South Korean soldiers from an artillery unit participate in a military drill near the demilitarised zone separating North Korea from the South, in Paju, north of Seoul March 29, 2013.
South Korean soldiers from an artillery unit participate in a military drill near the demilitarised zone separating North Korea from the South, in Paju, north of Seoul March 29, 2013.Reuters

In what can be yet another call to suspend the upcoming US-South Korea joint military drill, North Korea insists that the US is trying to carry out a preemptive nuclear attack on the country.

North's accusation, considered just another example of its infamous rhetoric expression, comes as South Korea and the US are scheduled to stage their annual Key Resolve command post exercise and Foal Eagle field training in late February.

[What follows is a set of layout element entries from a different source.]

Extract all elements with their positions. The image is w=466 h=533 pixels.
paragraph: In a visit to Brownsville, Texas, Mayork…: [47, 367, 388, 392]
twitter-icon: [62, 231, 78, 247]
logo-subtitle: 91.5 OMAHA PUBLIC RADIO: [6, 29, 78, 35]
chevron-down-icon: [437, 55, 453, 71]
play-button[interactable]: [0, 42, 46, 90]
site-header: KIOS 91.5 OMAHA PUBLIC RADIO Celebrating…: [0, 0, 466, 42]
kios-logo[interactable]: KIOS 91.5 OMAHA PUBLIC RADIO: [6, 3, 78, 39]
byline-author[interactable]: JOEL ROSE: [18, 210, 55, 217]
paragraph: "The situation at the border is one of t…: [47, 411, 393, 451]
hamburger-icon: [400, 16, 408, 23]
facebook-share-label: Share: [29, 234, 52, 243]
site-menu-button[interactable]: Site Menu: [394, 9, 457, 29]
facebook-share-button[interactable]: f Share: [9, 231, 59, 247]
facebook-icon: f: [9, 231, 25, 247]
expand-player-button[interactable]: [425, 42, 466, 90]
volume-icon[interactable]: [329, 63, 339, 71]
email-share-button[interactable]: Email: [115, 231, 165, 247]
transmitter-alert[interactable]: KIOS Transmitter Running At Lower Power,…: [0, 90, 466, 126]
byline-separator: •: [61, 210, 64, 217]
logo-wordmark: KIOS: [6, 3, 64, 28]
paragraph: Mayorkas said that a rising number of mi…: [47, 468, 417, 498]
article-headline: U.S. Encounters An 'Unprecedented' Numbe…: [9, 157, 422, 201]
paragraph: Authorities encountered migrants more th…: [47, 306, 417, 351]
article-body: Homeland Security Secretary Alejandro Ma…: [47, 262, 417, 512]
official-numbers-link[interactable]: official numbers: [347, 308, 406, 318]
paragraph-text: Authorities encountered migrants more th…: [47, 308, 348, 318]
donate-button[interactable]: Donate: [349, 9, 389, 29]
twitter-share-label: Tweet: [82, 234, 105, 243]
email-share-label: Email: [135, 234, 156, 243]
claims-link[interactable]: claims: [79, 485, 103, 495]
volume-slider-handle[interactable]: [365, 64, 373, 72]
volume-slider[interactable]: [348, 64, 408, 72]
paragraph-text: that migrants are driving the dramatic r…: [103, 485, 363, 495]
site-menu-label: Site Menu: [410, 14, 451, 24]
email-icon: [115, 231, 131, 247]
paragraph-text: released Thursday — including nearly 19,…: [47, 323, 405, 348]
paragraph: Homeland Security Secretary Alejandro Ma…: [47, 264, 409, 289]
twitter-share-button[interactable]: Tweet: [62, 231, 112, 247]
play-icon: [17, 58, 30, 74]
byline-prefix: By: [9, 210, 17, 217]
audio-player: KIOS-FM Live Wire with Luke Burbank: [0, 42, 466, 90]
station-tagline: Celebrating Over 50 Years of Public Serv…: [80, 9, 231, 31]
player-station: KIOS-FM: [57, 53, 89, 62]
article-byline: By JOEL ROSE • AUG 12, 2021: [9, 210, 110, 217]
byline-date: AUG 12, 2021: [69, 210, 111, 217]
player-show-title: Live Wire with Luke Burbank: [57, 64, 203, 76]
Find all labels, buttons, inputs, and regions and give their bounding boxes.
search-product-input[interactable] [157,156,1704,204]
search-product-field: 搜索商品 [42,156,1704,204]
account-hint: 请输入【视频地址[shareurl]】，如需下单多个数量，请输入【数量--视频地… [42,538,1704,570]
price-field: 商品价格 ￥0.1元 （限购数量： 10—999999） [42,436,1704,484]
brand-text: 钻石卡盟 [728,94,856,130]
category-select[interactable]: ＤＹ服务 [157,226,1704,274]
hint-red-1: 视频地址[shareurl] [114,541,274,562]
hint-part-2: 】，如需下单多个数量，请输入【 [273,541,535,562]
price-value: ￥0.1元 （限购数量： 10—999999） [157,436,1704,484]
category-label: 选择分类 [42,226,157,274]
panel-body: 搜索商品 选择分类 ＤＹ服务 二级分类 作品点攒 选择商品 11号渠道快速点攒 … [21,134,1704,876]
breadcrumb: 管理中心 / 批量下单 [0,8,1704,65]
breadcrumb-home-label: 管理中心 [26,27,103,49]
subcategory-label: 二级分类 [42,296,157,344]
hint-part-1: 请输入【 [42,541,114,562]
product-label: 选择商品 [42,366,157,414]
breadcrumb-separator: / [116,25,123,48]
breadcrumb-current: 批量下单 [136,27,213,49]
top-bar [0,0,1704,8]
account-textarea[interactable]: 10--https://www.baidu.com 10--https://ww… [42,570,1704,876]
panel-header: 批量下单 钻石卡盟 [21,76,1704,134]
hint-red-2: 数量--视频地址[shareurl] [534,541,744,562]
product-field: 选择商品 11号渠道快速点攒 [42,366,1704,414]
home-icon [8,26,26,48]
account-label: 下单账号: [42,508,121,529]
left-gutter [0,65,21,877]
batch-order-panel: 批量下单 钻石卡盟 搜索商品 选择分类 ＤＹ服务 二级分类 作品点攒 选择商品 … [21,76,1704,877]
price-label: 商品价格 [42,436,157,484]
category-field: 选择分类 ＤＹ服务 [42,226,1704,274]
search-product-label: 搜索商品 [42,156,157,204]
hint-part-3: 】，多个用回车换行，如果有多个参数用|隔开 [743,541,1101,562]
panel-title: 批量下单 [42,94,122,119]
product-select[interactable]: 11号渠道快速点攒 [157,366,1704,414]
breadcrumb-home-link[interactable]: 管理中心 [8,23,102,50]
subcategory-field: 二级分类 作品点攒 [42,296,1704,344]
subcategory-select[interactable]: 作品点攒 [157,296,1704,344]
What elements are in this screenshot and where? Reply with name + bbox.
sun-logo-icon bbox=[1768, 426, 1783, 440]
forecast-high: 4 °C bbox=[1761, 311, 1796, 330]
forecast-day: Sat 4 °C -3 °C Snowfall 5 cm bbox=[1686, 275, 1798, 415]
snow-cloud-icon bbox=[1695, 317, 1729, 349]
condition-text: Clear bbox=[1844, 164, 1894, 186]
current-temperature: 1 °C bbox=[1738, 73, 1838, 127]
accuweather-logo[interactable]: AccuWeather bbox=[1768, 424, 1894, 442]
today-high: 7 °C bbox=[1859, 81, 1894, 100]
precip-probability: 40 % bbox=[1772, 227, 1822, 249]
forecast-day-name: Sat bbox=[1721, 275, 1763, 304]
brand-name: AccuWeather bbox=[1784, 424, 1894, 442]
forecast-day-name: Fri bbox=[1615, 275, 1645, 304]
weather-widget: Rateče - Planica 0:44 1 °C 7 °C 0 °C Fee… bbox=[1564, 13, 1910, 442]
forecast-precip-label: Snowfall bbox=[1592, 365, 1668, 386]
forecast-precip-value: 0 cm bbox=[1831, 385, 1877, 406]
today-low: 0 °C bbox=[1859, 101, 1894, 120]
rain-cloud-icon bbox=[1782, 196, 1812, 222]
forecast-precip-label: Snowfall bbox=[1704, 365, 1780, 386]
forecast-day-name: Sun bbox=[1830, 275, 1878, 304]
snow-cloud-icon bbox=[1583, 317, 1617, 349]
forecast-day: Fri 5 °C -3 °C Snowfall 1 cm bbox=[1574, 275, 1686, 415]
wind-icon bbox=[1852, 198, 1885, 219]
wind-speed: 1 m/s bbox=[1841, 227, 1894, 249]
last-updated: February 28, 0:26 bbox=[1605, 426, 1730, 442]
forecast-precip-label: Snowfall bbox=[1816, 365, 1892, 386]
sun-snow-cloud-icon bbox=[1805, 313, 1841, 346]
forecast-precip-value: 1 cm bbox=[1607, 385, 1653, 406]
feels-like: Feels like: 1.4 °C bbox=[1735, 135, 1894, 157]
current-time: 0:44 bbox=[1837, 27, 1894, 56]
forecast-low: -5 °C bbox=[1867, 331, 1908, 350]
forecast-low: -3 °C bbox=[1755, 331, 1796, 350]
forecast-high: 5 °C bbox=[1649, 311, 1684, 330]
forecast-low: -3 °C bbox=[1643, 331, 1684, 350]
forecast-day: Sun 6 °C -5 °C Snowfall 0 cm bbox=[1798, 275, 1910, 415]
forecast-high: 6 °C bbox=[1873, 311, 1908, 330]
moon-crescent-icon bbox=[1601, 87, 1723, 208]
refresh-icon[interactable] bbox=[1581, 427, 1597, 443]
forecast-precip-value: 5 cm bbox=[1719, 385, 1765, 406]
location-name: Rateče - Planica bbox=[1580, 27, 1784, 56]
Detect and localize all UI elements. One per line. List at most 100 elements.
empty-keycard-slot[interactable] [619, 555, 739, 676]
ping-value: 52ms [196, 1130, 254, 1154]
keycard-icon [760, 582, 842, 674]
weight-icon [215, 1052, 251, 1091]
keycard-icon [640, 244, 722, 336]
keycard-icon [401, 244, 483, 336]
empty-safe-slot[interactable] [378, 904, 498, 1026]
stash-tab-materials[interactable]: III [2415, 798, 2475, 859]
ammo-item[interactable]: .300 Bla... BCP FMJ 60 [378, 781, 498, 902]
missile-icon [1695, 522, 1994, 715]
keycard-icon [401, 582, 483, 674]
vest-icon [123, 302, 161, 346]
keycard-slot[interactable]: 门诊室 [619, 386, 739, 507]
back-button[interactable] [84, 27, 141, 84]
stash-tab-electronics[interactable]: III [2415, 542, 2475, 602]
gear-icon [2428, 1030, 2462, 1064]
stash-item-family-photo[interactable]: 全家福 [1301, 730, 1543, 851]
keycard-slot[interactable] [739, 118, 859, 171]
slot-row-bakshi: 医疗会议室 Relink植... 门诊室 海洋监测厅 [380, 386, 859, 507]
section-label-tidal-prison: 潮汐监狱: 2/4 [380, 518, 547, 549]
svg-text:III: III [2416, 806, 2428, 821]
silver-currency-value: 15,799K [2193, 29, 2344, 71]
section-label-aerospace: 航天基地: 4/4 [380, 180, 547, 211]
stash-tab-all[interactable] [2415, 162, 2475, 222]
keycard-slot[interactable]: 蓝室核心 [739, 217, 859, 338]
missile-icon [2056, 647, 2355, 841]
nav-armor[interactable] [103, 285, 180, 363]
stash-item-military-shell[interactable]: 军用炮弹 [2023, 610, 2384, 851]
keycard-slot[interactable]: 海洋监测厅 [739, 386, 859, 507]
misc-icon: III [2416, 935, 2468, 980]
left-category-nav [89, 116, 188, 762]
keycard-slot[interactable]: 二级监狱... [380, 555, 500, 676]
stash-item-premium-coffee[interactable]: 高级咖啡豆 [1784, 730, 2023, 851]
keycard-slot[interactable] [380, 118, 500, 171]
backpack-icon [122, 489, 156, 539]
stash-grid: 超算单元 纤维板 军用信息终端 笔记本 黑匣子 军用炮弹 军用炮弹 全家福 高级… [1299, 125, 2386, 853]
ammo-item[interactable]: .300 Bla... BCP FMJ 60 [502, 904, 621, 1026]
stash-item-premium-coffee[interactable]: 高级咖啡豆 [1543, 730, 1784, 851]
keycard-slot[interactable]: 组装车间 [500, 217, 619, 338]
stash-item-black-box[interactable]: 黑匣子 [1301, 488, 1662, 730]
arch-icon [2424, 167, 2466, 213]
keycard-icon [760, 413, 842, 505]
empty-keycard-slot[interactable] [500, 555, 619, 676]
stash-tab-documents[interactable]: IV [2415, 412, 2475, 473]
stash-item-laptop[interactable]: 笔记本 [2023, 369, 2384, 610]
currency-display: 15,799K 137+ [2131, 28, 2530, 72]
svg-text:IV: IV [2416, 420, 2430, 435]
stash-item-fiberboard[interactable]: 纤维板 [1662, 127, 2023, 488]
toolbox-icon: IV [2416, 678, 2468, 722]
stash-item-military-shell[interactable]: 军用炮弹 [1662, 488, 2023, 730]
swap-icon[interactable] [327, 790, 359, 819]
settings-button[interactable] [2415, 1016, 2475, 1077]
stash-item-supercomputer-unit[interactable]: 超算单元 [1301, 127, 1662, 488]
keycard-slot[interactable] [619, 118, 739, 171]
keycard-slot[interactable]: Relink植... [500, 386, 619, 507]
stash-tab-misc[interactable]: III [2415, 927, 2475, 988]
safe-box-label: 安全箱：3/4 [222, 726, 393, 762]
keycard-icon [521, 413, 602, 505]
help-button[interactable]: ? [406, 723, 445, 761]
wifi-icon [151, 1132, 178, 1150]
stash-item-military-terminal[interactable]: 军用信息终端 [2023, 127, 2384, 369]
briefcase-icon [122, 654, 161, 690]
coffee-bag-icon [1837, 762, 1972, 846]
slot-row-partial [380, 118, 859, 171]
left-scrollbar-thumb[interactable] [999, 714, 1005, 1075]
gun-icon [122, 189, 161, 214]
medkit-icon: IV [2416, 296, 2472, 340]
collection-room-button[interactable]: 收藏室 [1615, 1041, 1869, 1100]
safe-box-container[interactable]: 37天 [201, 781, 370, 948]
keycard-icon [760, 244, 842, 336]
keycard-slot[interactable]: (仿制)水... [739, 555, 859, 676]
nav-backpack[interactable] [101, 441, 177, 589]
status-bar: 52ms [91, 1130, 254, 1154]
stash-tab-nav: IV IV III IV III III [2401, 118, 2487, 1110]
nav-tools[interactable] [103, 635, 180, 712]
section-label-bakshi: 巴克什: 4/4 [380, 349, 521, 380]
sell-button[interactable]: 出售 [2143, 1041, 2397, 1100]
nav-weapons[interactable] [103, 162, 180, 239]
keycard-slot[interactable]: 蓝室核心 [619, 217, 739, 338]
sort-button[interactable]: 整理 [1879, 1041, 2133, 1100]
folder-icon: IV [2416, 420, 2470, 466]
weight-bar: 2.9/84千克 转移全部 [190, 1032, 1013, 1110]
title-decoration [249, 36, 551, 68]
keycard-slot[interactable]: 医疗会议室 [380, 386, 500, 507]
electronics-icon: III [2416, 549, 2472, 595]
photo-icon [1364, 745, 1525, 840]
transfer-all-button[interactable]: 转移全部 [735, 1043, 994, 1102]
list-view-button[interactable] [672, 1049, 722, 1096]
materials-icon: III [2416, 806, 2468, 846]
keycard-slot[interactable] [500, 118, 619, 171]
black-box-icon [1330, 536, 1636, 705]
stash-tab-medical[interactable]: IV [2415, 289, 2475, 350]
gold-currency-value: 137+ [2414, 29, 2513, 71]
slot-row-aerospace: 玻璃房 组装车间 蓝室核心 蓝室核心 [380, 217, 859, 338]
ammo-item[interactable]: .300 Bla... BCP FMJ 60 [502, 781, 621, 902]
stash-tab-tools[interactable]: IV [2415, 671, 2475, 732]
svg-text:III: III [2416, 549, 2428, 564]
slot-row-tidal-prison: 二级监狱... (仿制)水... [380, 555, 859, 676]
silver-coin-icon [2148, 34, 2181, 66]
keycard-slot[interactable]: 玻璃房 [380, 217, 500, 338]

"If the US is sincerely interested in peace and nuclear disarmament, it should not seek its ambition to carry out a pre-emptive nuclear attack against (North Korea)," the reclusive nation's state-run Rodong Sinmun newspaper said Sunday. "The US should immediately suspend its nuclear war practice it is pushing to hold in South Korea."

On Wednesday, the two Koreas had agreed to reunite families estranged after the Korean War but North threatened to suspend the agreement the very next day, if the joint military drill goes ahead.

Read: Koreas Agree on Family Reunion in Late February; Was it a Deliberate Attempt to Coincide with US-South Korea Military Drill?

North has of late pressed South to scrap the drills and has condemned the event as a rehearsal for a nuclear war against them. Seoul and Washington have pledged to go ahead with the exercises, insisting they are defensive in nature.

North Korea, in January, had cited South Korea's annual joint military exercises with the US as a major reason why it would not cooperate on the family reunion bid. The reclusive communist nation had said that the reunions could not be held "amid gunfire," referring to the drills.

North has, in the past, shown hostility to the joint military exercise, despite Seoul's insistence that they are defensive in nature and not aimed at any war practices.

Last year, North issued a series of threats aimed at the joint military exercises, staged shortly after the controversial 12 February nuclear test. North Korea, at one point, even went to the extent of warning the two countries that it would reduce Seoul and Washington to a "sea of fire" with a nuclear attack.